Another big improvement has been made in the game’s layer system. Whereas previous entries had levels confined to three playable layers, LBP3 allows creators to use a whopping 16 layers of depth. This addition is put to particularly good use in a top-down platforming level that had the character bouncing up towards the screen - something which wouldn’t have been possible in previous games. The single-player is littered with interesting levels and sections like this, and I can only imagine the novel creations that will come in the next few months.
Like many players, I’ve always guiltily enjoyed playing the LBP community’s levels, without ever putting the time in to create one myself. Thankfully, level creation has been made more accessible than ever - Sumo Digital have included a huge number of tutorials to help players, and they've been 'gamified' with objectives for the player to complete using their new creative knowledge. Unlike most tutorials, these ones are actually fun and are likely to inspire a whole host of players to get creating - myself included.
There appears to be more effort made in the storytelling department, too. For the first time, every non-playable character is fully voiced, and the cast - which includes Hugh Laurie, Nolan North and Peter Serafinowicz, as well as the aforementioned Stephen Fry - is fairly impressive. The story itself is pretty ho-hum, but the eccentric cast of characters and varied environments keep things interesting.

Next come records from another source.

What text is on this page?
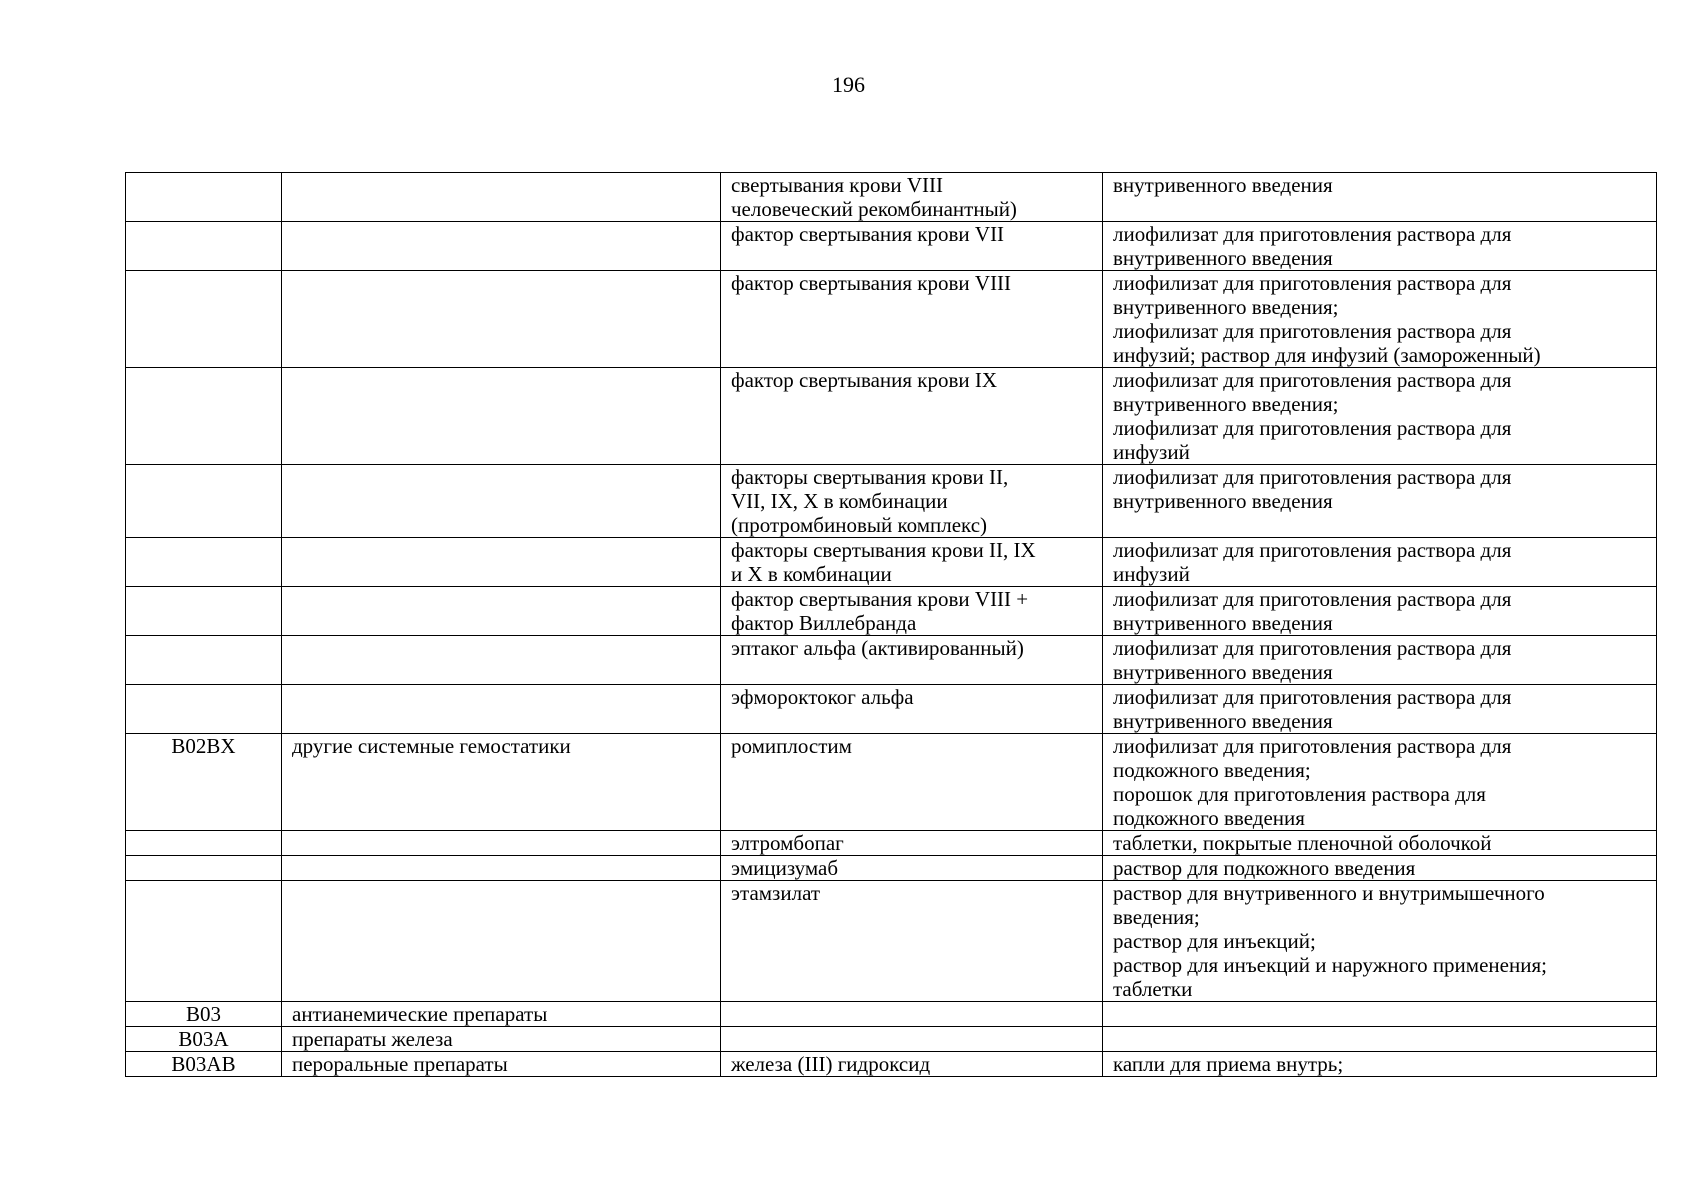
196
		свертывания крови VIII
человеческий рекомбинантный)	внутривенного введения
		фактор свертывания крови VII	лиофилизат для приготовления раствора для
внутривенного введения
		фактор свертывания крови VIII	лиофилизат для приготовления раствора для
внутривенного введения;
лиофилизат для приготовления раствора для
инфузий; раствор для инфузий (замороженный)
		фактор свертывания крови IX	лиофилизат для приготовления раствора для
внутривенного введения;
лиофилизат для приготовления раствора для
инфузий
		факторы свертывания крови II,
VII, IX, X в комбинации
(протромбиновый комплекс)	лиофилизат для приготовления раствора для
внутривенного введения
		факторы свертывания крови II, IX
и X в комбинации	лиофилизат для приготовления раствора для
инфузий
		фактор свертывания крови VIII +
фактор Виллебранда	лиофилизат для приготовления раствора для
внутривенного введения
		эптаког альфа (активированный)	лиофилизат для приготовления раствора для
внутривенного введения
		эфмороктоког альфа	лиофилизат для приготовления раствора для
внутривенного введения
B02BX	другие системные гемостатики	ромиплостим	лиофилизат для приготовления раствора для
подкожного введения;
порошок для приготовления раствора для
подкожного введения
		элтромбопаг	таблетки, покрытые пленочной оболочкой
		эмицизумаб	раствор для подкожного введения
		этамзилат	раствор для внутривенного и внутримышечного
введения;
раствор для инъекций;
раствор для инъекций и наружного применения;
таблетки
B03	антианемические препараты		
B03A	препараты железа		
B03AB	пероральные препараты	железа (III) гидроксид	капли для приема внутрь;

The campaign is improved further by its non-linear structure. Instead of having the player do all the levels in a set order, LBP3’s single-player adventure consists of four worlds, each containing a main hub. In these stages, you’re free to explore and take on any level you encounter. Naturally, some areas only become available once you’ve unlocked a particular gadget or hero, but this added complexity really contributed to my enjoyment of the campaign.
Overall, Little Big Planet 3 is a resounding success. Sumo Digital had the unenviable task of taking on one of Sony’s franchises, and pulled it off with gusto. A more technical advancement to go with the new hardware would’ve been nice, but the new additions are numerous and significant enough to ensure plenty of ambitious and exciting content from the Little Big Planet community.
LittleBigPlanet 3 (Reviewed on PlayStation 4)
Excellent. Look out for this one.
Sumo Digital had the unenviable task of taking on one of Sony’s franchises, and pulled it off with gusto. A more technical advancement to go with the new hardware would’ve been nice, but the new additions are numerous and significant enough to ensure plenty of ambitious and exciting content from the Little Big Planet community.